Todd hit 198-of-328 passes for 2,612 yards.
QB: Cam Newton
Nobody really knew how good Newton could be, not even Malzahn.
"It wasn't probably until Game 4, against South Carolina, that I opened my eyes that he could really be special," Malzahn said.
Before then, Malzahn was concerned about turnovers. Newton put those fears to rest on the way to 51 touchdowns — 30 via the pass, 20 via the run and one via the catch. Oh, yeah, there was the 14-0 record and the BCS national championship.
"He allowed me to coach him hard, too," Malzahn said. "I was very demanding on him. He responded. He's mentally tough and physically tough and he's a fierce competitor. He has the contagious personality and his teammates rallied around him."
Newton was also a human highlight reel. He won the Heisman Trophy, of course, and led the nation in points-responsible-for and passing efficiency, and became the first SEC player to throw for 2,000 yards and rush for 1,000 yards in the same season.
QB: Barrett Trotter
Trotter had the difficult job of replacing Newton. He started the first seven games, and didn't play in the next five. But he came out of nowhere — as an injury replacement — to lead Auburn over Virginia 43-24 in the Chick-fil-A Bowl.
"Barrett is a great competitor, too," Malzahn said. "He had lost out to Cam the year before and he wasn't happy about it. He has that competiveness. It's unfortunate we weren't real strong around him his year, but he still found ways to help us win. I'm real proud the way he performed in that last game."
Trotter finished hitting 92-of-167 passes for 1,184 yards and 11 touchdowns.
2012 Arkansas State
QB: Ryan Aplin
Aplin held 16 school records at Arkansas State before Malzahn arrived, and put up more big numbers the only season they worked together.
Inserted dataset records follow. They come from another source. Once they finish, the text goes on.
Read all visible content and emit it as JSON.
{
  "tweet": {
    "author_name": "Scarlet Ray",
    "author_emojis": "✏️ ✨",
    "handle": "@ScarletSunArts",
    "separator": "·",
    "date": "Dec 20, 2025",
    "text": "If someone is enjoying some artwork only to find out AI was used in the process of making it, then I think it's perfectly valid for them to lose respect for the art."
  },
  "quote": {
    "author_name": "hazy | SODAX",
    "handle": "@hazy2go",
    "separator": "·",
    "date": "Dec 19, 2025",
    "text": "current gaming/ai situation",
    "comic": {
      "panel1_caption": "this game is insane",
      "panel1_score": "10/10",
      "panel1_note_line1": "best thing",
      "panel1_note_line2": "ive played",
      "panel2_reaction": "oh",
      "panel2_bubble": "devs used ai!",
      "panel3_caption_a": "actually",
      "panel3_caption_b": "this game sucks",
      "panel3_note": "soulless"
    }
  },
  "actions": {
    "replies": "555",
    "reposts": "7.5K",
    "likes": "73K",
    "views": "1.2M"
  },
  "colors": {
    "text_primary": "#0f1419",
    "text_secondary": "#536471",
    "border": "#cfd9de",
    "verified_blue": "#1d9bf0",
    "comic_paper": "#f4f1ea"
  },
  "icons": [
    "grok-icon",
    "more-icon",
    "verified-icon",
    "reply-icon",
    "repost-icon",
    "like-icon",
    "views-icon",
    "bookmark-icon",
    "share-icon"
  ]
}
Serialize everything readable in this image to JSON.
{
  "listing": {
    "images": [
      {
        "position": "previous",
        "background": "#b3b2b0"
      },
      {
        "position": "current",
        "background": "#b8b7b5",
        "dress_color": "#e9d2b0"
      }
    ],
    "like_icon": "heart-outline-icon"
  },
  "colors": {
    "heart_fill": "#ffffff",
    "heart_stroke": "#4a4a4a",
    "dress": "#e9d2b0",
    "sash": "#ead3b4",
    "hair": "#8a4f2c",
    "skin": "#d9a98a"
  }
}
Aplin was 276-of-406 passing for 3,342 yards and 24 touchdowns, and ran for another 596 last season. His 406 pass attempts were second only to Smith's 544 as a Malzahn quarterback. Aplin, Smith, Johnson and Todd all attempted more passes than Newton.
Malzahn said Aplin is "a winner. He has a great arm and is a great play-maker. He and Paul Smith are a lot alike. They were just unbelievable playmakers."